By Meteorologist Tom Skilling
Prospects that sunshine may manage to break through Saturday's thick morning clouds increase during the day. The gray open, which could produce patchy light rain or ice pellets in some areas south of the city, is the product of moisture streaming off a huge winter storm responsible for burying sections of Colorado's Front Range under a huge accumulation of snow. As much as four feet fell there Friday and wind-blown 12+inch snow accumulations extended east into portions of Nebraska.
Any other eastbound storm with a center over southwest Missouri Saturday morning, might be expected to bring the Chicago area a healthy dose of precipitation. But, some of this storm's energy is being deflected south in a gradually dissipating state across downstate Illinois and Indiana by what meteorologists refer to as a "blocking pattern" over the Rockies.
Such a pattern allows some of the storm's energy to propagate eastward--but locks a pool of cold air, around which upper winds spin--producing the "lift" which creates the storm in the first place--farther west. The result is, the initial surge of eastbound energy, responsible for clouds and precipitation, eventually shears away from its primary energy source and begins to lose strength.
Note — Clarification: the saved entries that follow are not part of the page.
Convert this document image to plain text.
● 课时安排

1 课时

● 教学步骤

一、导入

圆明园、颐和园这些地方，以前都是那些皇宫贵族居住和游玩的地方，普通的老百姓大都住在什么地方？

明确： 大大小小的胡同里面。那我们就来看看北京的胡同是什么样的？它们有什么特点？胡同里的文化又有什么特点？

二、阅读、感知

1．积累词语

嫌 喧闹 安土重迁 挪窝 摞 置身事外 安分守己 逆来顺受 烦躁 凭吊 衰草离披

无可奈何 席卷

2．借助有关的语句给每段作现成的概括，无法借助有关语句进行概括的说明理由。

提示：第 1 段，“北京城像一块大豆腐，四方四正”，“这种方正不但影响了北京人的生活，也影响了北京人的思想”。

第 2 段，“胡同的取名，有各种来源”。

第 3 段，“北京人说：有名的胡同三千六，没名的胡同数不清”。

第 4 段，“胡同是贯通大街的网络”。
While precipitation continues for a while in such an environment, eventually, the area of rain and snow begins to shrink in areal coverage and intensity.
It's at that point northwest upper winds coming into the Chicago area are to begin importing milder, drier Pacific air, encouraging clouds to break and daytime sunshine to emerge. The slow clearing will permit sunshine to appear first in northern suburbs then settle into other sections of the metro area Saturday afternoon as precipitation shifts downstate.
Northeast winds off Lake Michigan waters to lend Saturday a "chilly" feel lakeside
Thursday's 39-degree high at O'Hare wasn't "warm"--but it does qualify as "mild' for this time of year. The reading exceeded the date's "normal" high by 7-degrees. And, while northeast winds promise a chill as they flood into the area off mid 30-degree lake waters, the appearance of some mixed sun and complete lack of snow cover bodes well for some highs in the 40s away from the lake Saturday--the 14th consecutive day of above normal temperatures!
This process is to accelerate Sunday as the northeast flow weakens and even more sunshine follows the exit of possible early clouds.
By Monday, gusty southwest winds and compressional warming ahead of a southbound cold front, expected to pass late Monday night, could push temperatures within striking distance of 50-degrees in typically warmer locations.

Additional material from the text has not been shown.